Research Assistant Professor, Division of Cancer and Developmental Biology
Current Research Focus:
1. Identification of new candidates that regulate epithelial to mesenchymal transition (EMT)
2. Role of p63 isoforms in epithelial to mesenchymal transition (EMT)
Research Focus 1: Breast cancer development involves first the appearance of non-invasive lesions followed by their transition to invasive breast cancers. A non-invasive breast cancer is one that is contained inside the milk ducts. Through unknown processes, some breast non-invasive cancers escape the boundaries of other normal breast cells and spread into the surrounding breast tissue thus become invasive. The five-year survival for patients diagnosed with breast pre-invasive cancers are significantly better than patients diagnosed with invasive breast cancers. The factors involved in the early stages of this transition are largely unknown.
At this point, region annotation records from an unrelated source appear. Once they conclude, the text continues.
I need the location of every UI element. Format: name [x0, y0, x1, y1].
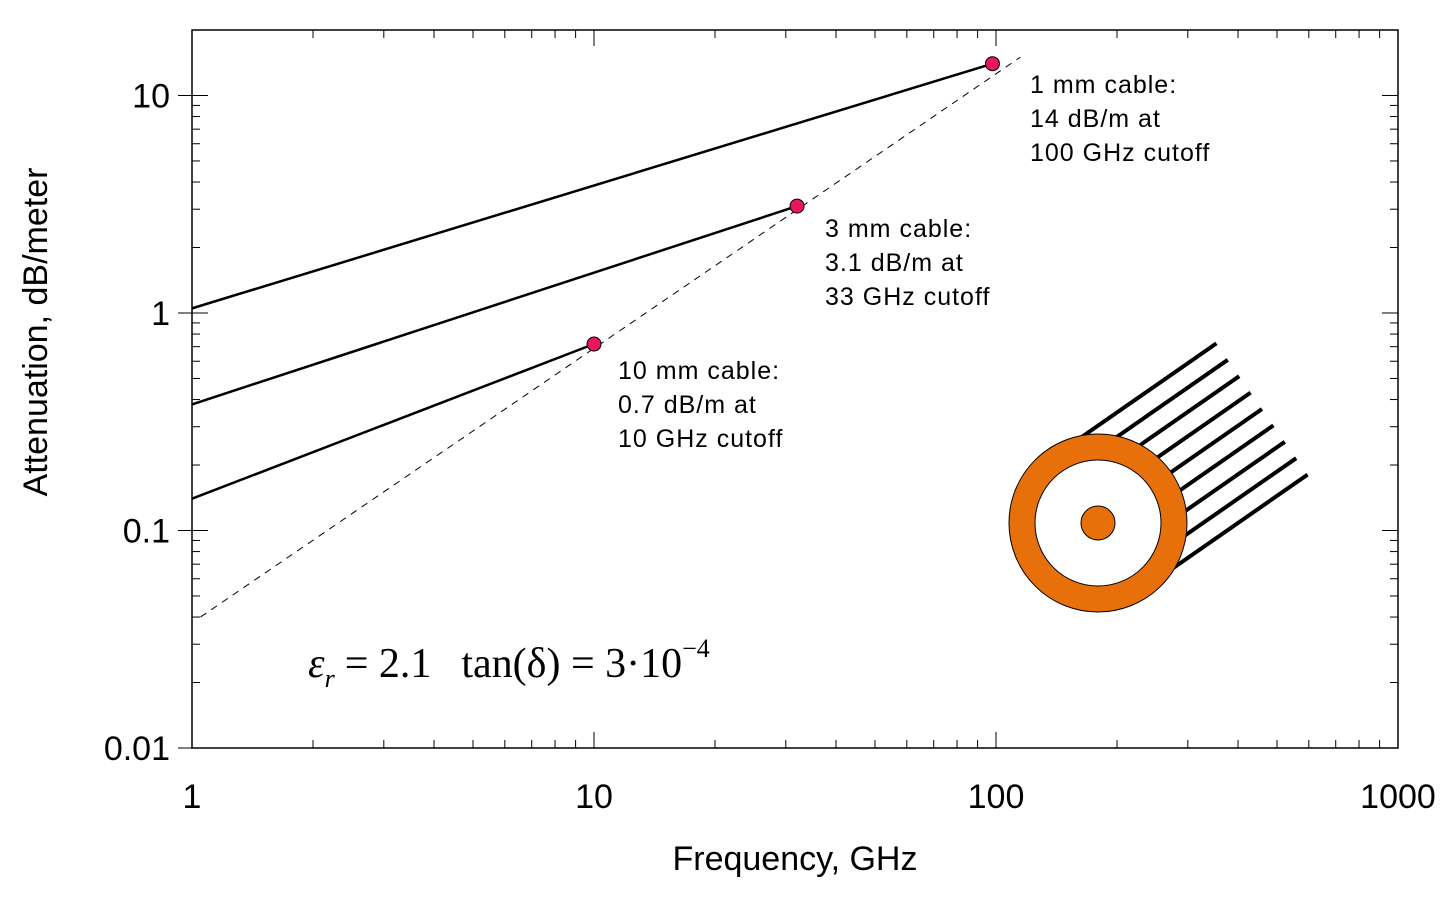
- series-line: [191, 204, 798, 406]
- y-tick-label: 0.1: [123, 512, 170, 550]
- series-line: [191, 62, 993, 310]
- formula-symbol: ε: [308, 641, 325, 687]
- y-tick-label: 0.01: [104, 730, 170, 768]
- annotation: 3.1 dB/m at: [825, 249, 964, 277]
- annotation: 3 mm cable:: [825, 215, 972, 243]
- formula-value: = 2.1: [345, 641, 432, 687]
- plot-frame: [191, 29, 1399, 749]
- series-line: [200, 56, 1021, 618]
- annotation: 1 mm cable:: [1030, 71, 1177, 99]
- formula-loss: tan(δ) = 3·10: [461, 641, 682, 687]
- annotation: 14 dB/m at: [1030, 105, 1161, 133]
- y-tick-label: 1: [151, 295, 170, 333]
- series-line: [191, 342, 595, 500]
- cable-icon: [1008, 341, 1309, 613]
- formula-subscript: r: [325, 664, 336, 693]
- annotation: 0.7 dB/m at: [618, 391, 757, 419]
- x-axis-label: Frequency, GHz: [672, 840, 917, 878]
- x-tick-label: 1000: [1360, 778, 1436, 816]
- cutoff-point: [984, 56, 1000, 72]
- x-tick-label: 10: [575, 778, 613, 816]
- formula: εr = 2.1 tan(δ) = 3·10−4: [308, 634, 710, 693]
- annotation: 100 GHz cutoff: [1030, 139, 1210, 167]
- cutoff-point: [789, 198, 805, 214]
- formula-exponent: −4: [682, 634, 710, 663]
- annotation: 10 GHz cutoff: [618, 425, 783, 453]
- y-tick-label: 10: [132, 77, 170, 115]
- annotation: 10 mm cable:: [618, 357, 780, 385]
- y-axis-label: Attenuation, dB/meter: [17, 168, 55, 497]
- x-tick-label: 100: [968, 778, 1025, 816]
- annotation: 33 GHz cutoff: [825, 283, 990, 311]
- x-tick-label: 1: [183, 778, 202, 816]
- cable-core: [1080, 505, 1116, 541]
- cutoff-point: [586, 336, 602, 352]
A hallmark of malignant tumor progression is a migratory phenotype. The driving forces for this phenotype may be the interactions of tumor cells with their microenvironment or accumulation of genetic mutations or both. The process of epithelial to mesenchymal transition (EMT) is believed to be the initiating event promoting early invasive growth. EMT is a developmental switch where polarized epithelial cells change to a highly motile fibroblastic or mesenchymal phenotype. Repression of E-cadherin expression through transcriptional repressors such as Snail or Twist is believed to be the underlying mechanism for the initial stages of EMT. EMT is characterized by down regulation of epithelial specific markers, i.e., E-cadherin, integrins, and Zo-1, and the acquisition of a mesenchymal phenotype, i.e., expression of vimentin.
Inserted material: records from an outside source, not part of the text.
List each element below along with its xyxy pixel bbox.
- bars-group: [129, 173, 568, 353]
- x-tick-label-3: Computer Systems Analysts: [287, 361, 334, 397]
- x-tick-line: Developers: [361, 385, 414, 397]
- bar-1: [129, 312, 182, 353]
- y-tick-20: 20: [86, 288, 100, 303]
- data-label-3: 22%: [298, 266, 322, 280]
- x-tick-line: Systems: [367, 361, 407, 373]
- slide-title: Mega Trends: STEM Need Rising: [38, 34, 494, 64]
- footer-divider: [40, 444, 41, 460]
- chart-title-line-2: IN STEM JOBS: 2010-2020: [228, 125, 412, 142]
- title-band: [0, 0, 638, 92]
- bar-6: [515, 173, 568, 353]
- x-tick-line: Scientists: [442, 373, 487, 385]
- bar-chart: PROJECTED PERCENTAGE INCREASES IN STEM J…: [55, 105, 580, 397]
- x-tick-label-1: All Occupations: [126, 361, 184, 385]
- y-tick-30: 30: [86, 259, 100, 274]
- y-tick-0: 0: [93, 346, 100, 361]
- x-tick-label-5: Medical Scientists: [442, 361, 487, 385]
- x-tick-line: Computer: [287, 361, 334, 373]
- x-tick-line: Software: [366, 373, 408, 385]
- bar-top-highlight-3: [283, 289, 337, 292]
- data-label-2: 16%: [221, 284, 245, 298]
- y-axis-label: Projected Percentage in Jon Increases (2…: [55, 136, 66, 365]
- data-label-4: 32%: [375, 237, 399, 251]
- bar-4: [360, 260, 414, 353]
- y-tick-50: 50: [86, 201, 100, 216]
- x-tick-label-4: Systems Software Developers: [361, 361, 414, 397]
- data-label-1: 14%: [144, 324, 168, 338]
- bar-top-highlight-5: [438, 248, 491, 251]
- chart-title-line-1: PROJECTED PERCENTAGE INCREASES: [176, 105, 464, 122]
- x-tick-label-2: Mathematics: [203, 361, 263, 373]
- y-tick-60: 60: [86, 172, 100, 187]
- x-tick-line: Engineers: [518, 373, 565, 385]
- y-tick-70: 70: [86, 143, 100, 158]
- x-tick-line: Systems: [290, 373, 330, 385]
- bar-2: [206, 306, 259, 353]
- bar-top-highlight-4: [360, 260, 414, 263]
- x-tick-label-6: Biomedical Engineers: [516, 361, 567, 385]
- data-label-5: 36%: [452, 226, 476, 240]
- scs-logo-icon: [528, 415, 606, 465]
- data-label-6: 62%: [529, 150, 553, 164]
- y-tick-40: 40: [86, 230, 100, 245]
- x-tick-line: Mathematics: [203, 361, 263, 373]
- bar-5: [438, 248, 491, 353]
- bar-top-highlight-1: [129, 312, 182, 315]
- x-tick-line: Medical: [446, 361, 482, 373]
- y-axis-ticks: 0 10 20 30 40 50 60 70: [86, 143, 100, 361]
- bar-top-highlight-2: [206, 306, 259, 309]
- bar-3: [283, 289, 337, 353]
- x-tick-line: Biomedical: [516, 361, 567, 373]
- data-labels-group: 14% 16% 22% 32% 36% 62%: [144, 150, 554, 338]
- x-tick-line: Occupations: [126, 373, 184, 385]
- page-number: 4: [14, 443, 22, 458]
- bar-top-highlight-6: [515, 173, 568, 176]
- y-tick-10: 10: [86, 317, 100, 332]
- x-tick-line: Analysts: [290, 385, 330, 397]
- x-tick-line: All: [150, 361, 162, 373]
The main goal of this project is to find novel molecular candidates that play a role in EMT by using a lentiviral shRNA library approach. Identification of novel molecular candidates will be involved in slowing down or stopping the process of early invasive breast cancer progression. Recently, we have developed a novel intraductal transplantation model that closely resemble human non-invasive breast cancers. This model involves introducing human breast cancer cells inside the mouse milk ducts and studying the processes by which the cancer cells escape outside the milk ducts to spread into the surrounding breast tissue environment. These studies have high potential to develop novel therapeutic strategies for breast cancer prevention and ultimately improving survival for patients at high risk for developing breast cancer including those diagnosed with breast non-invasive cancers.
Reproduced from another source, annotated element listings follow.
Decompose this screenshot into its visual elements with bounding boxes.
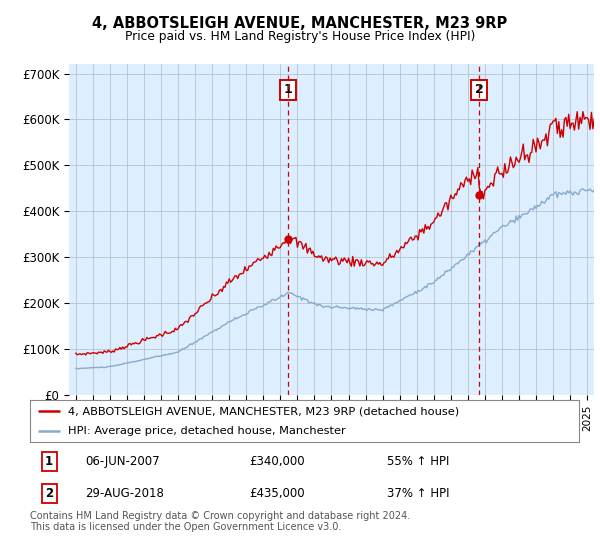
Text: 1: 1 bbox=[283, 83, 292, 96]
Text: Contains HM Land Registry data © Crown copyright and database right 2024.
This d: Contains HM Land Registry data © Crown c… bbox=[30, 511, 410, 533]
Text: 1: 1 bbox=[45, 455, 53, 468]
Text: 4, ABBOTSLEIGH AVENUE, MANCHESTER, M23 9RP (detached house): 4, ABBOTSLEIGH AVENUE, MANCHESTER, M23 9… bbox=[68, 407, 460, 416]
Text: HPI: Average price, detached house, Manchester: HPI: Average price, detached house, Manc… bbox=[68, 426, 346, 436]
Text: 37% ↑ HPI: 37% ↑ HPI bbox=[387, 487, 449, 500]
Text: 55% ↑ HPI: 55% ↑ HPI bbox=[387, 455, 449, 468]
Text: 06-JUN-2007: 06-JUN-2007 bbox=[85, 455, 160, 468]
Text: Price paid vs. HM Land Registry's House Price Index (HPI): Price paid vs. HM Land Registry's House … bbox=[125, 30, 475, 43]
Text: 2: 2 bbox=[45, 487, 53, 500]
Text: £435,000: £435,000 bbox=[250, 487, 305, 500]
Text: 2: 2 bbox=[475, 83, 484, 96]
Text: 29-AUG-2018: 29-AUG-2018 bbox=[85, 487, 164, 500]
Text: 4, ABBOTSLEIGH AVENUE, MANCHESTER, M23 9RP: 4, ABBOTSLEIGH AVENUE, MANCHESTER, M23 9… bbox=[92, 16, 508, 31]
Text: £340,000: £340,000 bbox=[250, 455, 305, 468]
Research Focus 2: p63 is a member of the p53 family. It is critical in the development of stratified epithelial tissues such as epidermis, breast, and prostate. P63 is expressed in at least six protein isoforms with both transactivating and transcriptional repressor activities that can regulate a wide variety of target genes. It has been associated with an important role in cell proliferation, differentiation, and can exert different biologic functions in several tumors.
Only few studies have described the expression of p63 in the mammary gland. In normal breast tissue, p63 is expressed in myoepithelial cells. In highly aggressive estrogen receptor (ERα) negative breast cancers, expression of p63 is confined to a subset cells and have a poor clinical outcome. Noninvasive epithelial neoplasias, such as ductal carcinoma in-situ (DCIS), are surrounded by a p63-positive basal cell population; however, as the tumor progresses to an invasive state, p63 expression is lost in the myoepithelial cells and is acquired by the DCIS cells. These events suggest that changes in p63 expression in myoepithelial vs. epithelial cells may regulate the process of epithelial to mesenchymal transition (EMT), that is, from DCIS to mammary gland tumor invasion.
To understand the role of p63 isoforms in EMT, we have chosen two human DCIS cell lines SUM225 (Her2 overexpressing ) and MCF10A DCIS.Com (basasl type). Our preliminary observation by western blotting indicated that the SUM225 cells express both the TA and deltaN p63 whereas DCIS.com cells express only deltaN isoforms. Transplantation studies using our novel intraductal transplantation (MIND) model revealed that while the SUM225 cells grow within the mouse mammry ducts, they never invade into surrounding tissue. On the hand, DCIS.Com cells grow and invade into the surrounding tissue within 8 weeks. Based on these observations, we hypothesized that p63 isoforms may play a critical role in epithelial to mesenchymal transition (EMT). To study this hypothesis, we plan to take shRNA mediated knockdown approach to stably and specifically knockdown the TAp63 and deltaN p63 isoforms using lentiviral transduction in these two cell lines and will determine the migratory phenotype in vivo in our animal transplantation models as well as in vitro using boyden chamber assay, vimentin reporter assay and E- &N-cadherin expression profile.